David Steiner, pemilik rumah berukuran 4.200 kaki persegi dengan empat kamar tidur tersebut, menyebutnya sebagai sebuah mukjizat. Bagi sebagian orang, itu tampak seperti keajaiban semata, tetapi bagi Steiner, rumah itu adalah hasil dari desain dan visi yang cermat—dibangun untuk menghadapi gempa bumi.
“Jujur saja, saya tidak pernah membayangkan dalam sejuta tahun bahwa api bisa melintasi Pacific Coast Highway dan memicu kebakaran besar seperti ini,” ujar Steiner kepada The New York Post, Jumat, 10 Januari 2025.

Jarak memisahkan Steiner dari Malibu ketika kebakaran melanda.
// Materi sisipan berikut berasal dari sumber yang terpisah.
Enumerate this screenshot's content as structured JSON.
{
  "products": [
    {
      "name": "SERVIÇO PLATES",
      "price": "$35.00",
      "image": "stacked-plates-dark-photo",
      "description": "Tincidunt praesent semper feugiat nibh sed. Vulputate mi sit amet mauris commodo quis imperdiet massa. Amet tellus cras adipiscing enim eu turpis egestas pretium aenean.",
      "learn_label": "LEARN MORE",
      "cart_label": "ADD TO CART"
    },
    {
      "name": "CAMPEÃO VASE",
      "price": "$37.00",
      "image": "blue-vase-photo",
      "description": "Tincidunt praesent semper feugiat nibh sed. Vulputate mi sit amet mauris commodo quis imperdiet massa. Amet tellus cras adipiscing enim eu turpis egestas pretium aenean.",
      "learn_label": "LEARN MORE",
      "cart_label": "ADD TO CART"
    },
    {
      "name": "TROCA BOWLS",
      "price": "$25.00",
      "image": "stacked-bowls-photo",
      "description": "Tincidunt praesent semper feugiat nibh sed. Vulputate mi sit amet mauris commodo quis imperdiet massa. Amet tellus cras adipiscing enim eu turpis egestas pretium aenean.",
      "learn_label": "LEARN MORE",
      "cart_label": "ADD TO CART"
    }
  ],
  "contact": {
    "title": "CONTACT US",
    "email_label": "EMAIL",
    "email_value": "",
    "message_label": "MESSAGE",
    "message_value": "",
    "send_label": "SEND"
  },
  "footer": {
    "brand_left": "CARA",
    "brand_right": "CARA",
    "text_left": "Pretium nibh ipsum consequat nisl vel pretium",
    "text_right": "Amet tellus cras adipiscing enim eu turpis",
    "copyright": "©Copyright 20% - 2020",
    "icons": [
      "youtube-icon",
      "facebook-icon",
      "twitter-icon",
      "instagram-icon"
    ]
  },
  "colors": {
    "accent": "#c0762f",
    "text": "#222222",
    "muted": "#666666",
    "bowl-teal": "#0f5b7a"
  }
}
Seorang kontraktor setempat mengirimkan video yang menunjukkan kobaran api melalap rumah-rumah di sekitar propertinya. “Sepertinya rumahmu juga akan habis,” ucap sang kontraktor.
Mendengar itu, Steiner bersiap menerima kenyataan pahit: rumahnya akan menjadi abu. Namun, nasib berbicara lain. Ketika api mulai padam dan debu mengendap, gambar-gambar yang muncul di berbagai media membuat Steiner tertegun. Rumahnya tetap tegak di tengah puing-puing hangus di sekelilingnya.
“Saya tidak percaya saat teman-teman mulai menelepon dan mengirim pesan, ‘Kami melihat rumahmu di berita!’,” kenangnya. “Baru setelah saya melihat sendiri, saya sadar kami berhasil melewatinya.”
Steiner mengaku tidak merasa lebih beruntung dari yang lain. “Saya kehilangan beberapa barang material,” katanya. “Tapi banyak orang kehilangan rumah mereka. Jangan doakan saya, doakan mereka.”
Bukan rumah utama
Meski megah, rumah di Malibu itu bukan kediaman utama keluarganya. Tidak ada kenangan masa kecil atau barang-barang yang sarat nilai sentimental di sana. Bagi Steiner, rumah itu hanyalah sebuah bangunan—properti yang dirancang untuk menahan gempa, bukan menghadapi kobaran api.